Era inevitabile. Il pasticciaccio brutto sui rifiuti da Roma solleva polemiche, attacchi, accuse, ma a scadere nella strumentalizzazione ci vuole un attimo. L’argomento è troppo ghiotto – nonostante il cattivo odore – per non cavalcarlo politicamente. Alternando a piacere il bisturi e la clava. Ma occhio a non colpire troppo duro, perché basta andare un pezzetto a ritroso nel tempo per capire che qui, il più pulito c’ha la rogna.
Dice: il centrodestra spara a zero sul Comune targato centrosinistra. Ci sta: è il senso dell’opposizione. Quando lo fa anche la Provincia, però, è lecito farsi venire qualche sospetto, perché sarà pure palazzo Gentili l’ente competente per legge sui rifiuti, e però visto che da quelle parti c’è una giunta di colore opposto rispetto a quella di Michelini, e che a pensar male si fa peccato ma spesso eccetera eccetera, ecco che anche qui bisogna andarci piano.

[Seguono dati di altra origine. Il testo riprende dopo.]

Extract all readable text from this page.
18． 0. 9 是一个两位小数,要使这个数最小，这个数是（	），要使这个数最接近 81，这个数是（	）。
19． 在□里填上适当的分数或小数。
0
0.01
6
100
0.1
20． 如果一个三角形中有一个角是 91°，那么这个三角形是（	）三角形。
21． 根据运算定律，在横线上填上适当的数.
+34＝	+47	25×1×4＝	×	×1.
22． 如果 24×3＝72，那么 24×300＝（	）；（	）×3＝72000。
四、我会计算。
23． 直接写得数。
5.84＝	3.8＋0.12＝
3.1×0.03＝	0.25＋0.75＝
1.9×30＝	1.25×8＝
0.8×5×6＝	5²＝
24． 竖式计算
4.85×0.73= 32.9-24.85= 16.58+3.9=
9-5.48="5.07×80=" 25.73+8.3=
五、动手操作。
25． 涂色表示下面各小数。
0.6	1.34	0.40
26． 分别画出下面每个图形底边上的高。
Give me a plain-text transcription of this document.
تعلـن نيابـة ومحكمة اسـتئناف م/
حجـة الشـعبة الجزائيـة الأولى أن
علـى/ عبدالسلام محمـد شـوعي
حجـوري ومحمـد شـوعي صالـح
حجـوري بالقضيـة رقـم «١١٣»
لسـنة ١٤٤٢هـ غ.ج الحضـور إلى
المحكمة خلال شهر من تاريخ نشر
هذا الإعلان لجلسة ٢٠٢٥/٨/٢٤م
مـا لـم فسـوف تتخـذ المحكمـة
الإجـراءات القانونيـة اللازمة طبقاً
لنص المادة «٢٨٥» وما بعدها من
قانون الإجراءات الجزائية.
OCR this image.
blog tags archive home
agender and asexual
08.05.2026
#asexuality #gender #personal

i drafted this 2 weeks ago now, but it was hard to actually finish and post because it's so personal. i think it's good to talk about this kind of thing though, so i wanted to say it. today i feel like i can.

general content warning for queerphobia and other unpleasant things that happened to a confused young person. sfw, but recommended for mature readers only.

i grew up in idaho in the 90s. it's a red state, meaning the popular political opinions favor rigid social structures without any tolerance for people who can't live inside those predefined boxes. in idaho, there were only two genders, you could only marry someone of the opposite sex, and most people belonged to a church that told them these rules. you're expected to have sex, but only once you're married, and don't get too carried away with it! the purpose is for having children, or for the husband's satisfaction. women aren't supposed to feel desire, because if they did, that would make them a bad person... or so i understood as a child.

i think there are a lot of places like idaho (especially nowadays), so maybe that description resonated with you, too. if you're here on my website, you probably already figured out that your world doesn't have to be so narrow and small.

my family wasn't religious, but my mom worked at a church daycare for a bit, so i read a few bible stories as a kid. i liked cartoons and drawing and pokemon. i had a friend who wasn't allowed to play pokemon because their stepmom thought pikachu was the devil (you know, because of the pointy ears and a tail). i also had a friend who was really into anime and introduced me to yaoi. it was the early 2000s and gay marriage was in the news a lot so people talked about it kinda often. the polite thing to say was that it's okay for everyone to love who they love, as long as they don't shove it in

Tra la raffica di comunicati stampa dell’assessore all’Ambiente Paolo Equitani – al quale comunque va dato atto di aver tirato fuori per primo la faccenda ad inizio dicembre – spicca l’ultimo. E il suo incomincio: “Il modo approssimativo e superficiale con cui la Regione Lazio sta affrontando le questioni legate alla chiusura della discarica di Cupinoro ci lascia senza parole. Nell’incontro di giovedì scorso a Roma avevamo chiesto all’assessore regionale all’Ambiente Michele Civita di essere informati correttamente sul numero esatto dei Comuni che avrebbero dovuto conferire i rifiuti a Viterbo e sulle relative quantità. Nella serata di ieri ci è stato trasmesso un fax nel quale ci viene riferito soltanto che i Comuni saranno dodici, senza altre informazioni”. Ora, sull’ambiguità della Regione di oggi in questa storia toccherà anche scriverci un romanzo, prima o poi, ma Equitani non dice, non ricorda, non sottolinea, che se i rifiuti da Roma sono arrivati qui, adesso, è anche a causa dello sciagurato piano dei rifiuti approvato nel 2012 proprio dalla Regione. Quando era guidata dal centrodestra, presidente Renata Polverini, e lo scandalo Fiorito era di là da venire.
Vale la pena allora andarsi a rileggere il punto chiave di quel piano. Per esempio sulla definizione dei confini amministrativi per la gestione dei rifiuti: “Il piano individua cinque Ato, ambiti territoriali ottimali, che corrispondono con alcune piccole distinzioni ai territori delle cinque province del Lazio. Entro questi Ato vengono organizzati i servizi di raccolta e smaltimento e garantiti l’autosufficienza degli impianti di smaltimento”. Fin qui tutto bene: ogni provincia pensa ai rifiuti suoi. Il brutto viene dopo, per le “situazioni di accertata carenza impiantistica”, come ad esempio la chiusura delle discariche di Malagrotta (30 settembre) e Cupinoro (31 gennaio). In questi casi il piano della Polverini prevedeva, e prevede tutt’ora, di sopperire “provvisoriamente” negli Ato limitrofi, secondo l’ormai famigerato “principio di prossimità”. Proprio quello che oggi consente ai rifiuti romani di venire in vacanza nella Tuscia, per restarci a lungo, è l’impressione.
Si dirà: all’epoca – gennaio 2012 – era difficile prevedere le conseguenze del piano e delle sue eccezioni. Può darsi. Ma da qui a bollare la mondezza come “di sinistra” o “di destra” ce ne corre. Meglio risolvere la questione lettianamente: la responsabilità di questa emergenza? E’ delle larghe intese.